Last month, September, I turned 27. No fireworks, no champagne fizz. My celebration of life was quiet, with friends, in a town tucked away at the foot of a mountain.
Twenty-seven. An odd number. Odd. One observation: I have come full circle when my age turned odd.
Somebody said I got some dream job.Of course, all I wanted is to write and edit (and draw, too). Like I said in a previous post, I am the editor of an american company (the so-called biggest information provider in a specific trade) , with regional base in Singapore. I edit two things: a quarterly rice science magazine and a weekly commodity trade e-publication. I accepted the countless tasks under the job description because, with my enormous self-esteem, I believed I could do anything given the program that gave me impossible sufferings, Communication Arts.
During one of the many interviews, I said ‘yes’ to the job I was to handle. Me and my big mouth.
More than technical editing, I was asked to write about commodity markets, understand the world trade and foreign currencies, fix tables of price index, re-write sentences about the bulls and bears of global economies, summarize trade reports of Latin America, U.S., Thailand, Vietnam, Pakistan, India, etc. All in a 50+ page kit. That I was expected to learn the system and the trade in a couple of weeks, with no proper training whatsoever, gives me serious headache.
If there is one person who’s happy about my job, though, it’s my father.
My father was an Agriculture major. He was a farmer of rice and fruit-bearing trees. He had a poultry after he gave up his trading business. He used to sell fertilizers, insecticides, pesticides, seeds and farming tools. My childhood memories are all about hopping on sacks of fertilizers, staying in our store, watching stock deliveries, going to plantations, and eating lots of mangoes and lanzones and watermelons.
He knows the rice industry, including the serious business of smuggling. Weeks before I started my work, he discussed those things to me, slowly, like when he taught me the ABC when I was three. He did tell me that in Philippine rice trade, it’s always the farmers who are “kaawa-awa.” And he did a pretty good explanation with simple arithmetic, that’s why I got it easily. Poor farmers. No land of their own, no million peso profits. All cheap, dirty labor.

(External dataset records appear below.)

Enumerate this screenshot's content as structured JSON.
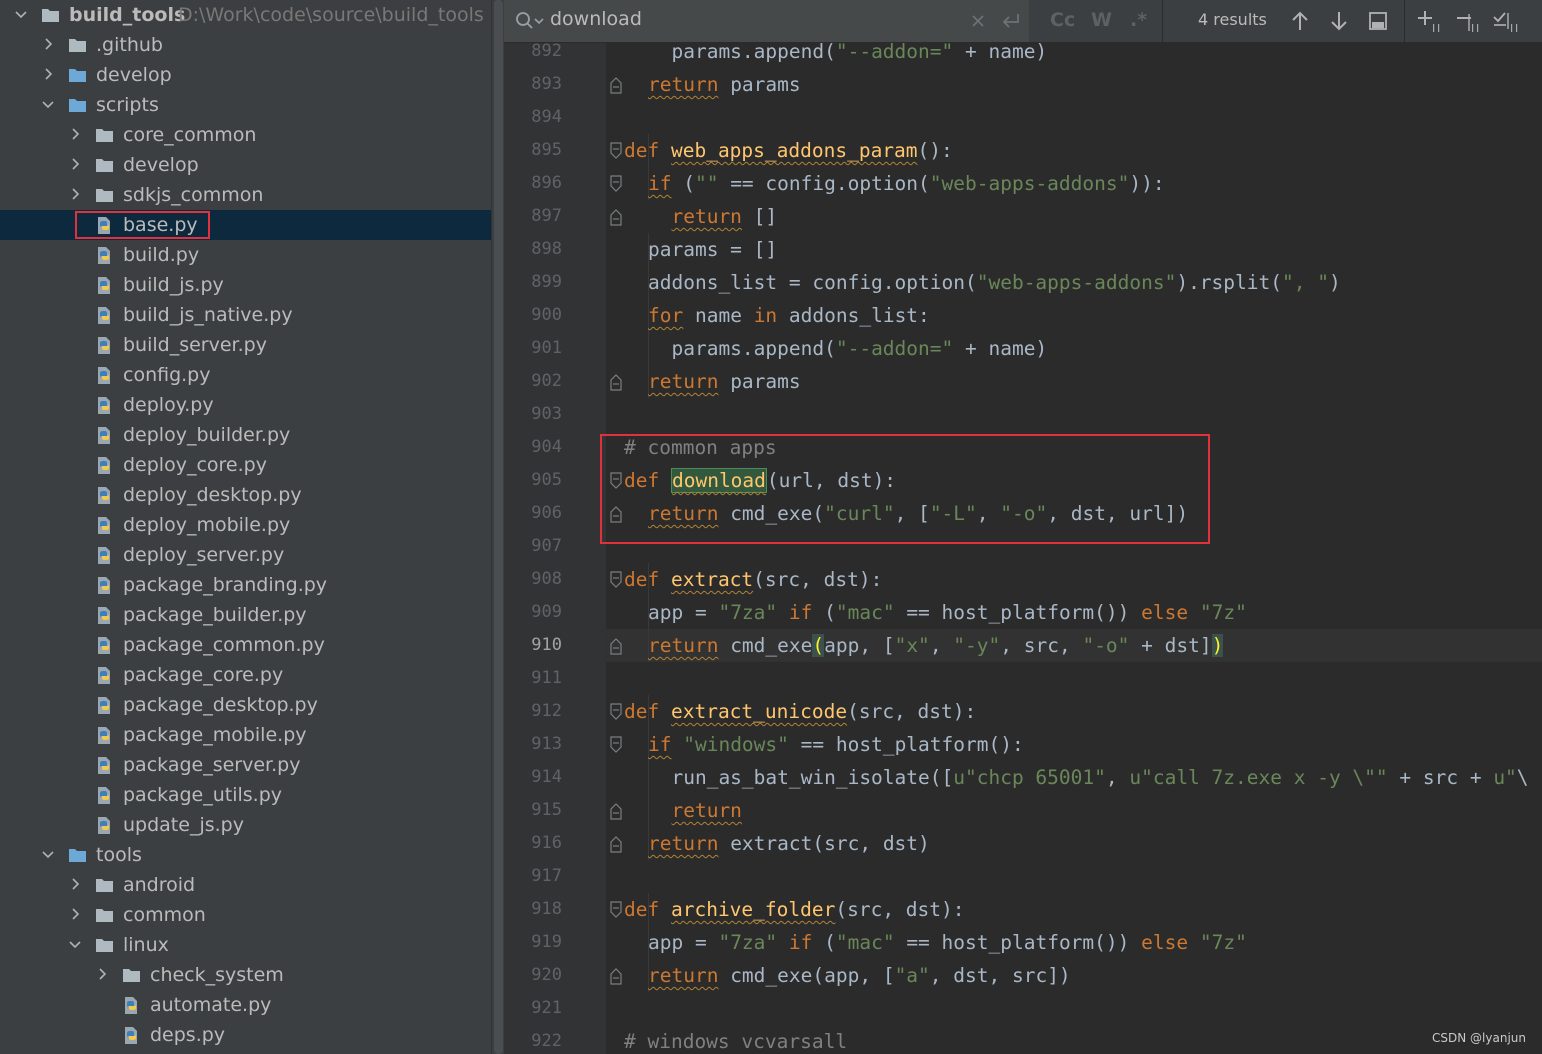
{
  "project": {
    "root_name": "build_tools",
    "root_path": "D:\\Work\\code\\source\\build_tools",
    "items": [
      {
        "label": "build_tools",
        "type": "root"
      },
      {
        "label": ".github",
        "type": "folder",
        "state": "collapsed"
      },
      {
        "label": "develop",
        "type": "folder",
        "state": "collapsed"
      },
      {
        "label": "scripts",
        "type": "folder",
        "state": "expanded"
      },
      {
        "label": "core_common",
        "type": "folder",
        "state": "collapsed"
      },
      {
        "label": "develop",
        "type": "folder",
        "state": "collapsed"
      },
      {
        "label": "sdkjs_common",
        "type": "folder",
        "state": "collapsed"
      },
      {
        "label": "base.py",
        "type": "python",
        "selected": true
      },
      {
        "label": "build.py",
        "type": "python"
      },
      {
        "label": "build_js.py",
        "type": "python"
      },
      {
        "label": "build_js_native.py",
        "type": "python"
      },
      {
        "label": "build_server.py",
        "type": "python"
      },
      {
        "label": "config.py",
        "type": "python"
      },
      {
        "label": "deploy.py",
        "type": "python"
      },
      {
        "label": "deploy_builder.py",
        "type": "python"
      },
      {
        "label": "deploy_core.py",
        "type": "python"
      },
      {
        "label": "deploy_desktop.py",
        "type": "python"
      },
      {
        "label": "deploy_mobile.py",
        "type": "python"
      },
      {
        "label": "deploy_server.py",
        "type": "python"
      },
      {
        "label": "package_branding.py",
        "type": "python"
      },
      {
        "label": "package_builder.py",
        "type": "python"
      },
      {
        "label": "package_common.py",
        "type": "python"
      },
      {
        "label": "package_core.py",
        "type": "python"
      },
      {
        "label": "package_desktop.py",
        "type": "python"
      },
      {
        "label": "package_mobile.py",
        "type": "python"
      },
      {
        "label": "package_server.py",
        "type": "python"
      },
      {
        "label": "package_utils.py",
        "type": "python"
      },
      {
        "label": "update_js.py",
        "type": "python"
      },
      {
        "label": "tools",
        "type": "folder",
        "state": "expanded"
      },
      {
        "label": "android",
        "type": "folder",
        "state": "collapsed"
      },
      {
        "label": "common",
        "type": "folder",
        "state": "collapsed"
      },
      {
        "label": "linux",
        "type": "folder",
        "state": "expanded"
      },
      {
        "label": "check_system",
        "type": "folder",
        "state": "collapsed"
      },
      {
        "label": "automate.py",
        "type": "python"
      },
      {
        "label": "deps.py",
        "type": "python"
      }
    ]
  },
  "find": {
    "query": "download",
    "results": "4 results",
    "match_case_label": "Cc",
    "words_label": "W",
    "regex_label": ".*"
  },
  "editor": {
    "current_line": 910,
    "lines": [
      {
        "n": "892",
        "html": ""
      },
      {
        "n": "893",
        "html": ""
      },
      {
        "n": "894",
        "html": ""
      },
      {
        "n": "895",
        "html": ""
      },
      {
        "n": "896",
        "html": ""
      },
      {
        "n": "897",
        "html": ""
      },
      {
        "n": "898",
        "html": ""
      },
      {
        "n": "899",
        "html": ""
      },
      {
        "n": "900",
        "html": ""
      },
      {
        "n": "901",
        "html": ""
      },
      {
        "n": "902",
        "html": ""
      },
      {
        "n": "903",
        "html": ""
      },
      {
        "n": "904",
        "html": ""
      },
      {
        "n": "905",
        "html": ""
      },
      {
        "n": "906",
        "html": ""
      },
      {
        "n": "907",
        "html": ""
      },
      {
        "n": "908",
        "html": ""
      },
      {
        "n": "909",
        "html": ""
      },
      {
        "n": "910",
        "html": ""
      },
      {
        "n": "911",
        "html": ""
      },
      {
        "n": "912",
        "html": ""
      },
      {
        "n": "913",
        "html": ""
      },
      {
        "n": "914",
        "html": ""
      },
      {
        "n": "915",
        "html": ""
      },
      {
        "n": "916",
        "html": ""
      },
      {
        "n": "917",
        "html": ""
      },
      {
        "n": "918",
        "html": ""
      },
      {
        "n": "919",
        "html": ""
      },
      {
        "n": "920",
        "html": ""
      },
      {
        "n": "921",
        "html": ""
      },
      {
        "n": "922",
        "html": ""
      }
    ],
    "code": [
      "  params.append(\"--addon=\" + name)",
      "return params",
      "",
      "def web_apps_addons_param():",
      "if (\"\" == config.option(\"web-apps-addons\")):",
      "  return []",
      "params = []",
      "addons_list = config.option(\"web-apps-addons\").rsplit(\", \")",
      "for name in addons_list:",
      "  params.append(\"--addon=\" + name)",
      "return params",
      "",
      "# common apps",
      "def download(url, dst):",
      "return cmd_exe(\"curl\", [\"-L\", \"-o\", dst, url])",
      "",
      "def extract(src, dst):",
      "app = \"7za\" if (\"mac\" == host_platform()) else \"7z\"",
      "return cmd_exe(app, [\"x\", \"-y\", src, \"-o\" + dst])",
      "",
      "def extract_unicode(src, dst):",
      "if \"windows\" == host_platform():",
      "  run_as_bat_win_isolate([u\"chcp 65001\", u\"call 7z.exe x -y \\\"\" + src + u\"\\",
      "  return",
      "return extract(src, dst)",
      "",
      "def archive_folder(src, dst):",
      "app = \"7za\" if (\"mac\" == host_platform()) else \"7z\"",
      "return cmd_exe(app, [\"a\", dst, src])",
      "",
      "# windows vcvarsall"
    ]
  },
  "watermark": "CSDN @lyanjun"
}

He knows the politics of rice trade. And he explained how political rice is–more than any other crop in the country, or in the world, perhaps next to oil. After that discussion, eating rice was never the same as before, especially when I started editing articles on rice science and trade. Before it gets to my plate, rice had to pass through various levels of decision-making. So the next time somebody mentions that the Philippines is an agricultural country, I’m sure I could write an entire essay to support that.
He likes the quiet life of a farmer. He believes in the power of the soil to sustain the life of the world’s population. He has no interest in any superficial endeavors other than agriculture. I think he believes that people should take agriculture seriously.
And so when I told my father about this new job I chanced upon in Singapore, boy, he was so proud and couldn’t stop talking about it. Raving must be the word. I was all shrugs and smiles, but I felt happy when he’s happy.
I never imagined myself working in the industry that literally fed me and paid for my tuition when I was a kid.
I never imagined my Comm Arts background and its culture of [excessive] criticism, which made me tough, will serve as my training for this “dream job.”
I never imagined I shall be sent back to the University of the Philippines in Laguna to help edit the magazine Rice Today which I once did an inventory on when I was a student assistant at the College of Agriculture Publications Office.
I never saw this coming: at 27 I have come full circle.
-Singapore, Oct ’11
May kulang pa: pag kinasal na kayo ni Mike, pauulanan namin kayo ng — wait for it — bigas. hehehe!
LOL! crazy!
superlike Jay!
hehehe. bigas bigas bigas!
lol
I hope that I would be able to say the same thing when I am 27. But honestly whoever told me back then that my training as a writer and a thea person would be useless in real life is a piece of uneducated moron. I was able to shoot various weddings, events and even win a video contest for my team because of the things I learned in Epsi and Commarts. I am able to do so many things and not limit myself or cower in front of a temperamental boss because after surviving the “anti-bluff” campaign of Mam… Read more »
Thanks, nina! 😀 I am so proud of you and our program. I especially love your “I don’t cower but not prideful enough not to accept that I have limitations.”
Mabuhay ang commarts!
Pero hindi ba strange din yun na, at this early age, full-circle ka na? Can you equate this to, say, settling?
Ako rin pala parang ganun: kahit na-detour sa ComArts (nice detour btw), sa video game industry pa rin ako nauwi. 🙂
yeah, too early. maybe i’ll go one more round. haha.
I’ll see you build your own gaming company/ empire, nelsin!
I’m sooo happy for you! Everybody’s in SG!
thank you miggy! yeh we’re all here because this is how we conquer a country. bwa.ha.ha!